The list goes on and on. One time I had a woman who wasn't even my table flag me down and demand that I open her butter packets for her.

Which....just. How helpless are you? There's actually a guy who comes in who either has an artificial arm, or just a non-functioning arm, and he somehow manages to cut his own food and spread butter on his toast. If he can do it, so can you.

One time I had a guy demand that I have the kitchen hand make a custom sauce from scratch for his mussels, because he didn't like the sauce we offered. I made the mistake of saying no and he complained to the manager about what a horrible rude excuse for a human being I am. And honestly, I kind of am a horrible excuse for a human being, but not because of refusal to hand make mussels sauces.

The problem is that these people are so used to having everything exactly as they ask for it, that they actually don't know how to respond when any minor conflict may arise. Last week we had a woman come in who asked about a cocktail we featured last summer.  I recognized the name of the cocktail but couldn't recall the ingredients off of the top of my head.  I told the woman this and she started to tear up. Actual tears were dripping down her face.  And I kept telling her that if she could tell me the ingredients, we'd probably be able to make it for her. But the level of distress was unreal.

My former co-worker once told me he had a theory about Upper West Siders:

You could take them out of the neighborhood, drop them anywhere on earth, and they'd all look around horrified and say "What?! I have to wipe my own ass?!"

Yep. That pretty much sums it up.



Saturday, July 12, 2014

Weekend Update: Blasts from the Past

Once again, I've proved myself horribly incompetent and for the second week in a row failed to write a Flashback Friday entry on an actual Friday.  Anyway, I've been delving into the Notebook of Roastings Past and reminiscing about things that happened a few years ago.

Like this delightful gem:

"Today I found a cheese sandwich sitting on a chair by the coat closet."

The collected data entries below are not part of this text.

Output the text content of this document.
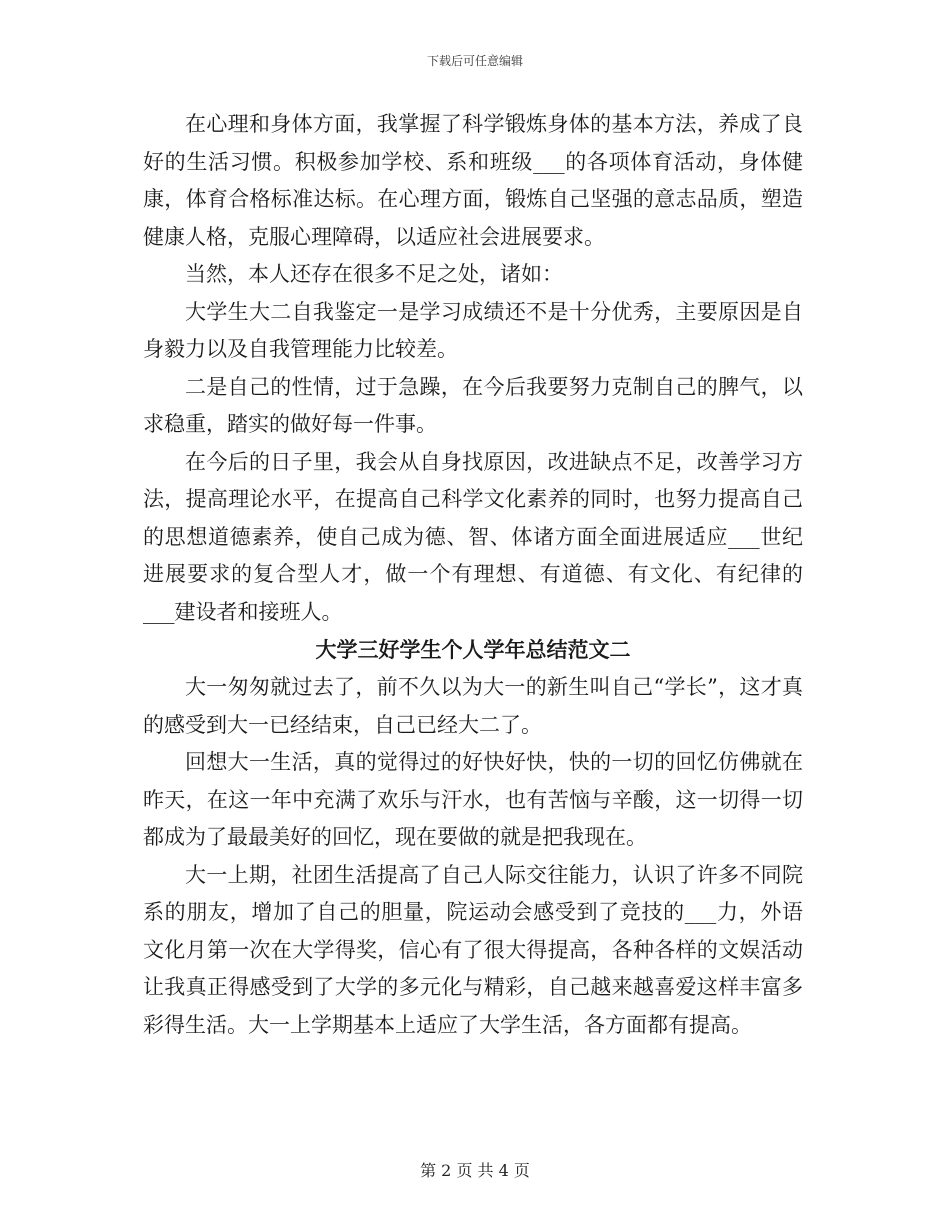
下载后可任意编辑

在心理和身体方面，我掌握了科学锻炼身体的基本方法，养成了良好的生活习惯。积极参加学校、系和班级___的各项体育活动，身体健康，体育合格标准达标。在心理方面，锻炼自己坚强的意志品质，塑造健康人格，克服心理障碍，以适应社会进展要求。

当然，本人还存在很多不足之处，诸如：

大学生大二自我鉴定一是学习成绩还不是十分优秀，主要原因是自身毅力以及自我管理能力比较差。

二是自己的性情，过于急躁，在今后我要努力克制自己的脾气，以求稳重，踏实的做好每一件事。

在今后的日子里，我会从自身找原因，改进缺点不足，改善学习方法，提高理论水平，在提高自己科学文化素养的同时，也努力提高自己的思想道德素养，使自己成为德、智、体诸方面全面进展适应___世纪进展要求的复合型人才，做一个有理想、有道德、有文化、有纪律的___建设者和接班人。

大学三好学生个人学年总结范文二

大一匆匆就过去了，前不久以为大一的新生叫自己“学长”，这才真的感受到大一已经结束，自己已经大二了。

回想大一生活，真的觉得过的好快好快，快的一切的回忆仿佛就在昨天，在这一年中充满了欢乐与汗水，也有苦恼与辛酸，这一切得一切都成为了最最美好的回忆，现在要做的就是把我现在。

大一上期，社团生活提高了自己人际交往能力，认识了许多不同院系的朋友，增加了自己的胆量，院运动会感受到了竞技的___力，外语文化月第一次在大学得奖，信心有了很大得提高，各种各样的文娱活动让我真正得感受到了大学的多元化与精彩，自己越来越喜爱这样丰富多彩得生活。大一上学期基本上适应了大学生活，各方面都有提高。

第 2 页 共 4 页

This was actually me. Like I've said before, the old journal that I get a lot of my old school postings from was a communal employee journal for a while, but the cheese sandwich thing actually happened to me.  I'm pretty sure it was a brunch shift, because that's when all the weirdos come out of the woodwork more than usual.  Anyway, I happened to look over towards the supply closet/bathroom area, and sitting on an extra chair was a plastic baggie containing a cheese sandwich. And I was just like....

Seriously. Bitches be leaving cheese sandwiches everywhere. Who the hell do you people think you are? I mean really.

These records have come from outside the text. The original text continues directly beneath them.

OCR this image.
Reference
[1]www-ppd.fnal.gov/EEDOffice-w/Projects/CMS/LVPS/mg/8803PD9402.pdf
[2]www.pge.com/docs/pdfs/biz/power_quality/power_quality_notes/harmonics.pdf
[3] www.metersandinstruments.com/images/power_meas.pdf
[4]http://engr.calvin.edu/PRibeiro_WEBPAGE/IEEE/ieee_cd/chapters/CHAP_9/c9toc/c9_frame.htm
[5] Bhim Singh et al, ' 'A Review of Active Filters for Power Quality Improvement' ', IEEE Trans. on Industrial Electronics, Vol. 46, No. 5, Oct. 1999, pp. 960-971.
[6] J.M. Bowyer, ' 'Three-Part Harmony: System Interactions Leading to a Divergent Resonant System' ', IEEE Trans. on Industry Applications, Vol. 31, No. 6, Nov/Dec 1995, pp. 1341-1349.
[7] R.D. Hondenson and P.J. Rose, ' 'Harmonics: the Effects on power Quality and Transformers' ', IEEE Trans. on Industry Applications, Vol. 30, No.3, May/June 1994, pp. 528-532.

I'll never understand people who bring extra food to a restaurant.  I mean....our purpose is to have food for you.  Do you think you'll get trapped in here and we'll run out of food and you'll need your cheese sandwich to survive? But then....if that's the case you should take better care of it and not be leaving it on random chairs by the bathroom.

I also had somebody pull out a pizza once, and just start eating it at one of the outside tables.  I didn't really know what to do, because it was after they'd already ordered a bunch of food. I just thought it was really fucking weird that they didn't like....finish eating at our restaurant and then go to a pizza restaurant or something.  Actually I can't remember if they ate the pizza pre or post brunch.  Maybe they brought it with them ahead of time because they were SO STARVING that they needed to eat a pizza while they waited for their eggs. Or something.

Speaking of fun food items, let's kick it back old school to the days of misspelled specials.  We used to have an adorable little Israeli manager.  And seriously, she was fun and I miss her, but her spelling was atrocious.
This was often listed as our soup of the day


I don't know how many times I had to explain to her that we don't want people to think our food will make them "leaky" this happened time and time again.  I think at one point we also had "Pumpkin Brisket" (bisque) soup and "Butternotscoth" cookies. I don't know what the hell a Butternotscoth is, but to me it sounds like some kind of freaky character from The Dark Crystal. 

These days there are less misspellings on the menu, and less weird random food items to be found, and I'm not sure if that makes me happy or sad.    

The weird shit keeps it all interesting, that's for damn sure.